1. Limited social interaction following a mental health crisis reduces self-reported recovery at 18-month follow-up.
2. Social support and interventions may improve recovery in individuals who are mental health service users, particularly when sever loneliness is reported.
Evidence Rating Level: 3 (Average)
Recovery following a mental health event may depend on a variety of factors, including engagement in mental health services and social support. Loneliness can be classified as intermittent or persistent and can vary in severity. The mediating role of loneliness on mental health following a crisis has not previously been elucidated.

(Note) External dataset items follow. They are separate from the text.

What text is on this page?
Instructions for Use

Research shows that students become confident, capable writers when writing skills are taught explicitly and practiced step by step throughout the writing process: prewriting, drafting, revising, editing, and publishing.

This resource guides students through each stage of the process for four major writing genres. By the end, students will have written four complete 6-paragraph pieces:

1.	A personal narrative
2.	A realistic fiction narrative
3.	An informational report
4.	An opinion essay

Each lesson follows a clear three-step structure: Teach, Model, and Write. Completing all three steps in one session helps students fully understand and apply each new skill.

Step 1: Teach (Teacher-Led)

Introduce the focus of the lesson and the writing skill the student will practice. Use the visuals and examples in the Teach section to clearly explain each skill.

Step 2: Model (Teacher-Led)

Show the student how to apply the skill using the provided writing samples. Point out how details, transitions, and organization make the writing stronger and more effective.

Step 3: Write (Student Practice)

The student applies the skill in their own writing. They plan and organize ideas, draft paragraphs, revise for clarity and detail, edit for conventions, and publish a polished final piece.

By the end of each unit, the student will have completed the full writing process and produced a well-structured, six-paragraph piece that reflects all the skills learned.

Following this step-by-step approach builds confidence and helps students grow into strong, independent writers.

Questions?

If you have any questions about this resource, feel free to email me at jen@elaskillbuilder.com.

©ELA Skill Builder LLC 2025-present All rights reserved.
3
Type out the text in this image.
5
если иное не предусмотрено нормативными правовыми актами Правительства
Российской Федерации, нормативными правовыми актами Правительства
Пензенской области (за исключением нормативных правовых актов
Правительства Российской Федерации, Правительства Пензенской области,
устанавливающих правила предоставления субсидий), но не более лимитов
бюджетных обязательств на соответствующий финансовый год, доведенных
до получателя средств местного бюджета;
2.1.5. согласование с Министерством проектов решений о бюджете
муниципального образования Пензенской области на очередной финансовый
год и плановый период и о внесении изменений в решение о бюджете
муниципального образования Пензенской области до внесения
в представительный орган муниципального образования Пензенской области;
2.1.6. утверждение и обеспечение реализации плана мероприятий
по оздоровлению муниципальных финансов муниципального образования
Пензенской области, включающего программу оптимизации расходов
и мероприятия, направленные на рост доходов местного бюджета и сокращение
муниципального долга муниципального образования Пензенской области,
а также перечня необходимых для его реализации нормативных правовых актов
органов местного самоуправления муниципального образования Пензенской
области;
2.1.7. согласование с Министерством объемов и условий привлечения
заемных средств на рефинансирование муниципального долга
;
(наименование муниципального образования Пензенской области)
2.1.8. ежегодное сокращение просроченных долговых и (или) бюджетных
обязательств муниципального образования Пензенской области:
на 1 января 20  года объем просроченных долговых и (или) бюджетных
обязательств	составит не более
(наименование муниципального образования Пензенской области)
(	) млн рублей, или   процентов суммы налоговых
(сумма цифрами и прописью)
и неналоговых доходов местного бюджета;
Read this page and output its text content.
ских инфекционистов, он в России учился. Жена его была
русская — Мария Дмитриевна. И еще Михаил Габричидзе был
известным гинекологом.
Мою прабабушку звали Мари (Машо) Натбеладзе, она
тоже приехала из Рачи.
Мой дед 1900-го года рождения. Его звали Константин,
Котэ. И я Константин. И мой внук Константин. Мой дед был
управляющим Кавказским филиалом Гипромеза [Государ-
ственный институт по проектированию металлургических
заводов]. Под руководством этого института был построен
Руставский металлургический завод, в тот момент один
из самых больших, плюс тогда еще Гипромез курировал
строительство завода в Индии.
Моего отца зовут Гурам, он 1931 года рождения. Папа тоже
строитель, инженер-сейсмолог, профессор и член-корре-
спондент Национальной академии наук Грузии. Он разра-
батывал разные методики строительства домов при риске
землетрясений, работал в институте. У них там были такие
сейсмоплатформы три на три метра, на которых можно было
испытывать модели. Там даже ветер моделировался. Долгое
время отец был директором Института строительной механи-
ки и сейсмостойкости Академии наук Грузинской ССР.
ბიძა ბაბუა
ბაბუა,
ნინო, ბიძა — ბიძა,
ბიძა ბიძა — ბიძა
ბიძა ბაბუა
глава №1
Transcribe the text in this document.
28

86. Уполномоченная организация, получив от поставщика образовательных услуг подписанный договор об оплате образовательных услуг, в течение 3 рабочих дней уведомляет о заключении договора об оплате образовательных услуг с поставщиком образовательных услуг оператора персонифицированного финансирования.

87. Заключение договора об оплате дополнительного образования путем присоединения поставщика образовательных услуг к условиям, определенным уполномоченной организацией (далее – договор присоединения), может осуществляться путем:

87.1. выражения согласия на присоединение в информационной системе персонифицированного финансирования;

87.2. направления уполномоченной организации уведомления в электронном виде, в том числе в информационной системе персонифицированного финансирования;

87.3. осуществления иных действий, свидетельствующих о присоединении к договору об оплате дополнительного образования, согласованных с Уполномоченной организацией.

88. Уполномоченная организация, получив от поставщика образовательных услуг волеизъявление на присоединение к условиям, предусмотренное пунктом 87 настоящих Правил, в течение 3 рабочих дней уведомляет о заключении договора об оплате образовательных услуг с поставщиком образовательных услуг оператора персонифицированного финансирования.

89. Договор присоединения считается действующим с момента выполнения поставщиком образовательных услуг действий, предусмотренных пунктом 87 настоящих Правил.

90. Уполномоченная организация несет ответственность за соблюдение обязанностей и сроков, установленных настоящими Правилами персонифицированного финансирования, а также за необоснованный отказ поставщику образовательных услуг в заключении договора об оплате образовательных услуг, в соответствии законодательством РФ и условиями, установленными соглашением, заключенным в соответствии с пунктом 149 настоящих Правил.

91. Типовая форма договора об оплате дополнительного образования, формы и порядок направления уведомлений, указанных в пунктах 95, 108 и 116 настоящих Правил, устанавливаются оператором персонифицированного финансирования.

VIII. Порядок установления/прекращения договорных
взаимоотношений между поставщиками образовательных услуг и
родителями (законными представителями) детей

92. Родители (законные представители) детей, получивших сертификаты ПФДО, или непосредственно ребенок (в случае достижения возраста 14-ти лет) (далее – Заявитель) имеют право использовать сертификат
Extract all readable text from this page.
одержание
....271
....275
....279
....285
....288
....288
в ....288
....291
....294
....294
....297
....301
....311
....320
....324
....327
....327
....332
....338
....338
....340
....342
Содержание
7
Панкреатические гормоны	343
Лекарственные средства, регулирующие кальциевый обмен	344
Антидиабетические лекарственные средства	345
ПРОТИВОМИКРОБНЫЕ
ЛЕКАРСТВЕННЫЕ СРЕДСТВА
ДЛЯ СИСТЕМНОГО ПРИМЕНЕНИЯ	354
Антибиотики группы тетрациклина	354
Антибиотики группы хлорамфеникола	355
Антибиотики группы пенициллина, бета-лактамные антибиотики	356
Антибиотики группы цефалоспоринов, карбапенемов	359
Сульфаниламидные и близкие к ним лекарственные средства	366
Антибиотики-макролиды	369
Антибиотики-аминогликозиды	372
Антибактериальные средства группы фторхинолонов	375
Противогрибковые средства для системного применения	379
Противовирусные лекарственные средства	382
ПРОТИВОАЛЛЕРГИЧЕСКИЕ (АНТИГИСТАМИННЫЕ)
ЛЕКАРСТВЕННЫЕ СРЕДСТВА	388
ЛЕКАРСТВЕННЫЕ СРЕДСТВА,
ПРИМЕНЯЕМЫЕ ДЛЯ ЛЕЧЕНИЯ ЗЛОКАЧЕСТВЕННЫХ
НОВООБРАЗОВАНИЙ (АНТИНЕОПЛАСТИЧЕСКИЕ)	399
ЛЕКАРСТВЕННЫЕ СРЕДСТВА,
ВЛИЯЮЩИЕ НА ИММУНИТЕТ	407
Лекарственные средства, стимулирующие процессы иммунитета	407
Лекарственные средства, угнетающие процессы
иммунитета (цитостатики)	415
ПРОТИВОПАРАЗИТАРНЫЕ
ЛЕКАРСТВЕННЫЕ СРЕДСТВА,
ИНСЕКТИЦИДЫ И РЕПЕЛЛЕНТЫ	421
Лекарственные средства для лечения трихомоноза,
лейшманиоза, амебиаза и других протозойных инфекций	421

The purpose of this prospective study was to evaluate the impact of loneliness on recovery following a mental health crisis. Individuals were included who visited a crisis resolution team for a week of longer and were over the age of 18. Exclusion criteria included individuals with high safety risk or having been discharged from the crisis resolution team more than a month prior. Loneliness was measured with the University of California at Los Angeles Loneliness Scale (ULS-8) and the The Lubben Social Network Scale (LSNS-6). Recovery was measured at 4 and 18 months with the questionnaire about the process of recovery (QPR).
A total of 223 participants were included, of which 16% were persistently severely lonely and 34% were intermittently severely lonely. Persistent severe loneliness and social isolation were associated with significantly reduced recovery at 18-month follow-up. The study was limited in that information on possible confounding mental health variables was missing for several participants and that the follow-up attrition rate was 44%. Nonetheless, the results of the present study suggested that loneliness and social isolation may have a significant impact on reducing the recovery of individuals admitted to mental health services for crises.